I think by extending Scope (storing a span) and the Tracer a bit, we could maybe solve that. Though intra-file go-to-definition is also fairly simple on the syntax tree I think, and more efficient. So, we could also go with a hybrid approach: Intra-file syntax-based and inter-file using dynamic analysis on the module and checks the span in the Scope. This is what I'm doing. The approach may not fit in some other LSP features, but is totally fine with a go to definition feature. We can forget other features first.
Maybe we can let the Tracer trace more things in a single compilation, so that you can run various analyses at once? We can do it, but I'm worrying whether it will affect performance on regular compilation. Furthermore, there are some cases will extremely extend time to dynamic analysis. I can give a simple example:
for i in range(5000000) {}
When you try to get a typst::foundations::Func
instance for the range
function by analyze_expr
, it will cost 11s on my computer!
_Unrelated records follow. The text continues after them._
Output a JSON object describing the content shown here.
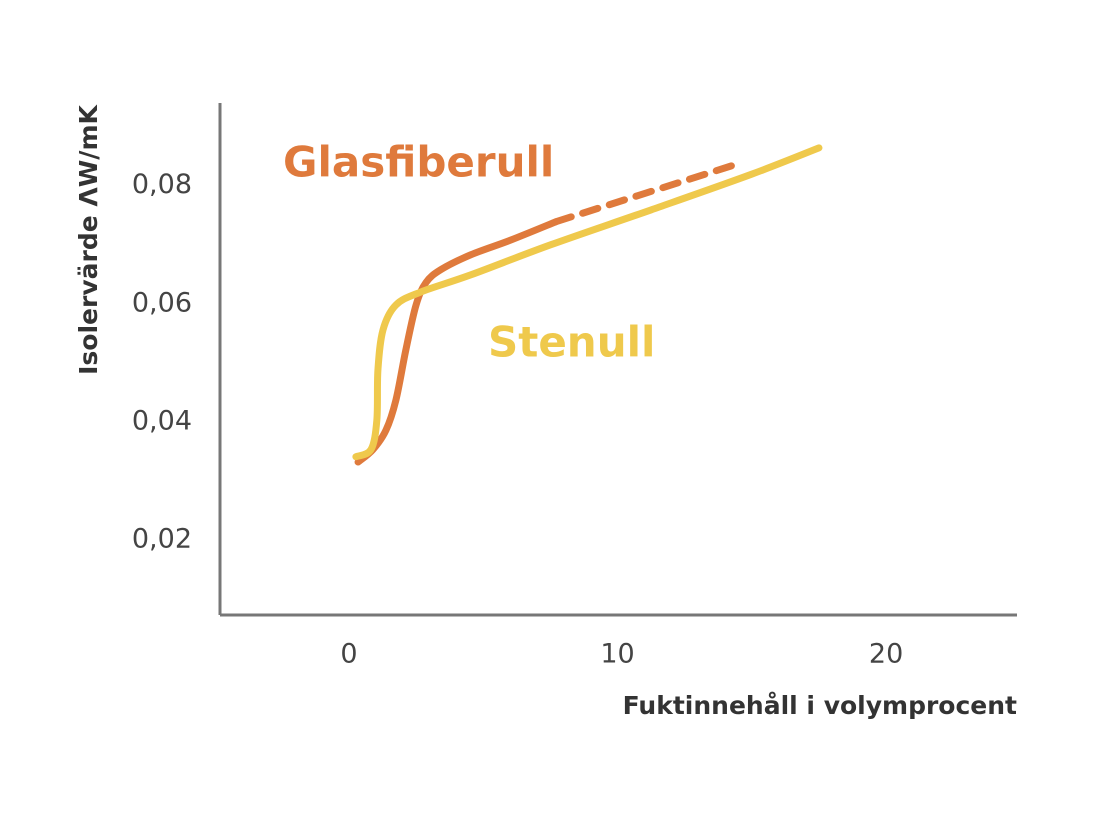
{
  "chart_data": {
    "type": "line",
    "y_label": "Isolervärde ΛW/mK",
    "x_label": "Fuktinnehåll i volymprocent",
    "xlim": [
      -4.8,
      24.8
    ],
    "xticks": [
      0,
      10,
      20
    ],
    "ylim": [
      0.0073,
      0.094
    ],
    "yticks": [
      {
        "value": 0.02,
        "label": "0,02"
      },
      {
        "value": 0.04,
        "label": "0,04"
      },
      {
        "value": 0.06,
        "label": "0,06"
      },
      {
        "value": 0.08,
        "label": "0,08"
      }
    ],
    "series": [
      {
        "name": "Glasfiberull",
        "color": "#df7a3c",
        "dashed_from_index": 10,
        "x": [
          0.34,
          0.89,
          1.38,
          1.75,
          2.12,
          2.5,
          2.87,
          3.43,
          4.54,
          6.03,
          7.71,
          14.41
        ],
        "values": [
          0.0332,
          0.0353,
          0.0386,
          0.0437,
          0.0522,
          0.0598,
          0.0636,
          0.0658,
          0.0683,
          0.0708,
          0.0739,
          0.0836
        ]
      },
      {
        "name": "Stenull",
        "color": "#efc94c",
        "x": [
          0.26,
          0.82,
          1.04,
          1.08,
          1.27,
          1.75,
          2.68,
          4.54,
          7.52,
          11.25,
          14.97,
          17.5
        ],
        "values": [
          0.0341,
          0.0353,
          0.0403,
          0.0488,
          0.0556,
          0.0598,
          0.062,
          0.0649,
          0.07,
          0.0759,
          0.0819,
          0.0864
        ]
      }
    ]
  }
}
IMO we should prefer static analysis whenever possible, even if the dynamic analysis is quite wonderful, as we may not like to get user reports that they randomly click some identifier for definition and the browser stucks or crashes... The performance and static analysis are usually more reliable and predictable.
If you have intermediate LazyHash structures, every leaf should be hashed just once For example, let's think of an extreme case:
pub enum Either { A(Box<Either>), B }
, and the analysis:
#[comemo::memorize]
fn analyze(input: Either) -> Output {}
We have several simple options:
- doesn't use lazy hash inside
pub enum Either { A(Box<Either>), B }
, then theanalyze
function will have poor performance when theEither
is big. - intrude a lazy hash inside
pub enum Either { A(Box<LazyHash<Either>>), B }
, then theanalyze
function will trigger ford
times if the depth ofB
isd
. - add an extra variant, and make a "HashA" when it is big enough
pub enum Either { A(Box<Either>), B, HashA(Box<LazyHash<Either>>) }
. it is possible but not operatable for me.
Overall, I feel salsa's intern-based solution is more efficient for comparing and computing many small inputs than comemo's hash-based solution.
That's a problem indeed. If you have any proposals how we could extend comemo to make eviction smarter, I'd be interested to hear them. Maybe we can steal some stuff from salsa here, e.g. the durability concept. Yeah, I think that's a more fundamental problem. Maybe we could build some cancellation feature into comemo. How big is this problem in practice? Do you frequently notice a lack of cancellation or would it just be cleaner to be able to do it? I looked at salsa before building comemo. Maybe I just didn't "get it", but it felt a lot more complicated and it also forces you to write the compiler in a very specific way. Do you think there are some things to its approach that are fundamentally impossible in the comemo approach, rather than just not implemented?
I believe you have investigated salsa and there should be wonderful stuff to steal, for example, the durability concept, which also looks matter for optimizing the performance when the incoming events are mostly user editions. I mentioned these Cons of comemo, because I want to let you know which problems I've encountered when I try to cache static analysis with comemo. We can revisit them when they're becoming a big problem during building our LSP/IDE features.